Покончив с ним, воин тяжело поднялся с туши, запрокинул окровавленную голову и завыл в ночное небо. Он издавал триумфальный рык, раскинув руки, его грудь тряслась от напряжения, обнаженное тело пересекали длинные потеки дымящейся влаги.
На мгновение Ове-Тхост едва не забылся. Объятый лихорадкой разум воина захлестнули видения того, как он скачет обратно в лес и охотится на других тварей, обитающих там. Фенрисиец мог бы вечно гоняться за добычей по снегу, залитому лунным светом, если бы выпустил на волю запертое в груди создание с янтарными глазами.
Затем победный вой умолк, у Ове-Тхоста от кровопотери закружилась голова, и он рухнул на колени. Зверь уходил вглубь, его место вновь занимал человек. Плечо воина превратилось в алую изжеванную массу — до изменения такая рана погубила бы его неизбежно, однако и сейчас угрожала смертью.
Сунув руку в жаркую пасть мертвого хищника, фенрисиец вырвал два клыка — оба длиной с его ладонь, тонкие и жестоко изогнутые. Ворча от боли, Ове-Тхост пронзил ими свою плоть и соединил края раны.
Поднявшись, он неловко зашагал прочь, оставляя следы-лужицы в снегу. Предметы на границе поля зрения расплывались и дрожали. Воин трясся от холода, трезвея после животного неистовства, и держался на ногах лишь благодаря мантре, которую повторял снова и снова.
Через несколько часов он утратил чувство направления. Ове-Тхост шел, свесив голову и подволакивая ноги. В какой-то момент показалось, что под снегом уже ощущается камень, но воин не стал задерживаться и проверять.
Потом он опять упал на колени и пополз вперед. Фенрисийца бил озноб, ему мерещилось, что он взбирается по крутому склону к самим небесам, где кружатся звезды и Всеотец приглашает лучших бойцов к себе в чертоги.
Остановился Ове-Тхост только после того, как рассеялся ночной мрак — синие тени отступили перед жемчужно-серой полоской света на востоке. Ветер ослаб, и жесткий свет фенрисийского солнца разлился по пустому небу, словно вода.

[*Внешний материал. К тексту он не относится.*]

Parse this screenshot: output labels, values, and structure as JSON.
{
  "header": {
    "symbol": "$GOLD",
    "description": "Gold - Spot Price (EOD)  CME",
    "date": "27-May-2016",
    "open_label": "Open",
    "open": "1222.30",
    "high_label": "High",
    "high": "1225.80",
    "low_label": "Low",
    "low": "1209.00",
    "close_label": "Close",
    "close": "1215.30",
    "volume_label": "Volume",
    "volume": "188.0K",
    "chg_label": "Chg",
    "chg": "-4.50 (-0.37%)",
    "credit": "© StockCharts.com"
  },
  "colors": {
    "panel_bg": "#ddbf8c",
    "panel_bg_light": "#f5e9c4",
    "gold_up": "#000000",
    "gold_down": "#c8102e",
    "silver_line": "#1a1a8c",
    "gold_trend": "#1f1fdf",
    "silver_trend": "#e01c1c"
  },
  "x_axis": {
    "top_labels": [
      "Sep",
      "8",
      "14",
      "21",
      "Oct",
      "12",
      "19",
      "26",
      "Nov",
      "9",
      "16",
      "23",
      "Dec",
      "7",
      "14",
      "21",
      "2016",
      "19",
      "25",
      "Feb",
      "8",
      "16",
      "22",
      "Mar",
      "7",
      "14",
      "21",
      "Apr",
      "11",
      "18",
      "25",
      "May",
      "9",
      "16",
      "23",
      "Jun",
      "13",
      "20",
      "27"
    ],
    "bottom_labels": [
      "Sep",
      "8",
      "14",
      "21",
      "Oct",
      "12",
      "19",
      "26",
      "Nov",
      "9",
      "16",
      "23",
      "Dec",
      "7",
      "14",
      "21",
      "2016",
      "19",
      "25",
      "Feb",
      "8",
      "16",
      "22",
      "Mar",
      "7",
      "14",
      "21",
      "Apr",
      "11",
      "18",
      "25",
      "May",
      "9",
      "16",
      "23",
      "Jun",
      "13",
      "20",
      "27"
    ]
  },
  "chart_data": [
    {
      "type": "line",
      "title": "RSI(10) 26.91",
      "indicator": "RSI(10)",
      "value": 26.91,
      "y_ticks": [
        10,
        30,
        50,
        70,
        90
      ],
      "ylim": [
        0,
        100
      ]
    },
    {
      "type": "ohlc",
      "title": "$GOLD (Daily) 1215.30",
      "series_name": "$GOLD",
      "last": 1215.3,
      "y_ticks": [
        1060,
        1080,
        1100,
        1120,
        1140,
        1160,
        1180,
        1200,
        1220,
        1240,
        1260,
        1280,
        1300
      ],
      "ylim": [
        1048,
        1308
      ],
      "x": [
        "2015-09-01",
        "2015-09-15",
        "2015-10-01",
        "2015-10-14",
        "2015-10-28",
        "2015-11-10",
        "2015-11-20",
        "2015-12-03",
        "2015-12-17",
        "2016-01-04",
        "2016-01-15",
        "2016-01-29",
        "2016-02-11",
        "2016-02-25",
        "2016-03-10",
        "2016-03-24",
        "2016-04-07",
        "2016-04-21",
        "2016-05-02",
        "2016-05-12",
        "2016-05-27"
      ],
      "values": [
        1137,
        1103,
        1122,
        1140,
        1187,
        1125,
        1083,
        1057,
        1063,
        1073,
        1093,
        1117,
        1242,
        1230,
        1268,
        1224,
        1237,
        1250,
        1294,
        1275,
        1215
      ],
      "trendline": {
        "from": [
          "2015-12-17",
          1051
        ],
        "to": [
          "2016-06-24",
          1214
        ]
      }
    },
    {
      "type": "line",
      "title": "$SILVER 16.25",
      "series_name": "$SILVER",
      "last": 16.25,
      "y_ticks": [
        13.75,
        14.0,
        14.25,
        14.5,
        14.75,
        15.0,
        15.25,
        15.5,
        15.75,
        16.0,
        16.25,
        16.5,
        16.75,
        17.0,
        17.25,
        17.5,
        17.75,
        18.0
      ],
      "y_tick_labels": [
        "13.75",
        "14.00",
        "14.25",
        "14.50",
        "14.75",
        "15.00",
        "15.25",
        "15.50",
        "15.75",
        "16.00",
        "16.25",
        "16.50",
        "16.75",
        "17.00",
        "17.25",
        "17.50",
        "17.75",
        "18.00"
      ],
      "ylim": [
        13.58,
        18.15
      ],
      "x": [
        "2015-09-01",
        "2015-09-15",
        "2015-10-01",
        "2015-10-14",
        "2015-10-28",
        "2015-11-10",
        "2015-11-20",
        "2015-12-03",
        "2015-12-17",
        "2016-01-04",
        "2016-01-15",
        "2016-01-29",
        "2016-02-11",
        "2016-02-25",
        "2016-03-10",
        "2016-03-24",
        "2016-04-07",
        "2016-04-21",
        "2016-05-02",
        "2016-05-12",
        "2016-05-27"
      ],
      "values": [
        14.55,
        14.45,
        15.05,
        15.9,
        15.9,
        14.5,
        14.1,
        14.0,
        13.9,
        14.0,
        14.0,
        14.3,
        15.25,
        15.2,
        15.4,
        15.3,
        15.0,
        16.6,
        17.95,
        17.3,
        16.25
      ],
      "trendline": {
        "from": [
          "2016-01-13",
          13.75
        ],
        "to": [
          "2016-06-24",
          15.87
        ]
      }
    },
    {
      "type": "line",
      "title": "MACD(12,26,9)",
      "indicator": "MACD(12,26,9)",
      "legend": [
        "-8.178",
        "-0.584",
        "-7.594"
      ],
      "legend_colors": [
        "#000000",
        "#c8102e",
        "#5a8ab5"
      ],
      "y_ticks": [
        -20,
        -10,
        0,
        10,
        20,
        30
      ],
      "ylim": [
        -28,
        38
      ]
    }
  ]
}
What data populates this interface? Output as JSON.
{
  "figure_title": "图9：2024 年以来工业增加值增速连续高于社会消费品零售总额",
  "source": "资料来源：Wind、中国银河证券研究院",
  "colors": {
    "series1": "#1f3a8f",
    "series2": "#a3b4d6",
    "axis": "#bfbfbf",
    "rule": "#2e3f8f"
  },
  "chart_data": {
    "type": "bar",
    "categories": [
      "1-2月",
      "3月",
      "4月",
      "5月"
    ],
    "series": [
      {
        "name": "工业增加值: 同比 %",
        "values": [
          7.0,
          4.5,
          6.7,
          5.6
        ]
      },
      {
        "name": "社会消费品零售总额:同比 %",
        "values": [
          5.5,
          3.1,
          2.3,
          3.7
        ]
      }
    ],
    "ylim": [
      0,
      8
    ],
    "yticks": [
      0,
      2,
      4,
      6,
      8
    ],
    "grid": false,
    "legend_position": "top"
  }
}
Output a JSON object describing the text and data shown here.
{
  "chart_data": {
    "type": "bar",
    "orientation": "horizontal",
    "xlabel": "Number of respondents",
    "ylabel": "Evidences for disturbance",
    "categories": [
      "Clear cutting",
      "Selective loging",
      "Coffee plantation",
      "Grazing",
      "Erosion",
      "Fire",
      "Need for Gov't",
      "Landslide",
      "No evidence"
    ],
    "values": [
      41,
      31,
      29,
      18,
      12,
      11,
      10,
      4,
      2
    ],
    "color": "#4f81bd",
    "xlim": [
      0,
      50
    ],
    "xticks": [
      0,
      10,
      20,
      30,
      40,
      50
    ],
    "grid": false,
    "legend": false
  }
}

Подняв глаза, воин увидел перед собой неописуемо громадную Гору, пронзающую ледяной воздух. Всего в паре сотен метров от него находились многоуровневые Врата, колоссальные сами по себе. С боков их окружали колонны, высеченные в скале, венчали же вход массивные волчьи головы из камня, что скалились на подходы к цитадели. У ее основания виднелись крошечные фигурки в боевых доспехах и металлических масках.
Ове-Тхост пополз к ним, волоча онемевшую левую ногу, пятная снег кровью из плеча. Никто не двинулся с места — наблюдатели просто смотрели, как он подбирается к Вратам. Вблизи воин различил безжалостные лица, взирающие на него, и железные перчатки, лежащие на рукоятях огромных мечей и топоров. Одни великаны были облачены в серо-синие латы, броня других тускло блестела, как оголенный металл, доспехи третьих казались непроглядно-черными.
Каждое усилие приносило Ове-Тхосту новые муки. Муть расползлась из уголков глаз, и вскоре мир скрылся за пеленой серого тумана. Добравшись до порога, воин вцепился ослабевшими пальцами в изъеденный ветром камень. Только затем гиганты подошли к нему, подняли на ноги, влили в глотку что-то горячее и выдернули клыки из раны. Кто-то размахнулся, чтобы выбросить их.
— Нет, — пробормотал Ове-Тхост, протягивая руку к зубам убитого им зверя.
Он услышал грубый, нечеловечески гулкий смех. Великан в черной броне, глаза которого мерцали тусклым кроваво-красным светом, забрал у своего товарища клыки и вложил их в заскорузлые ладони воина.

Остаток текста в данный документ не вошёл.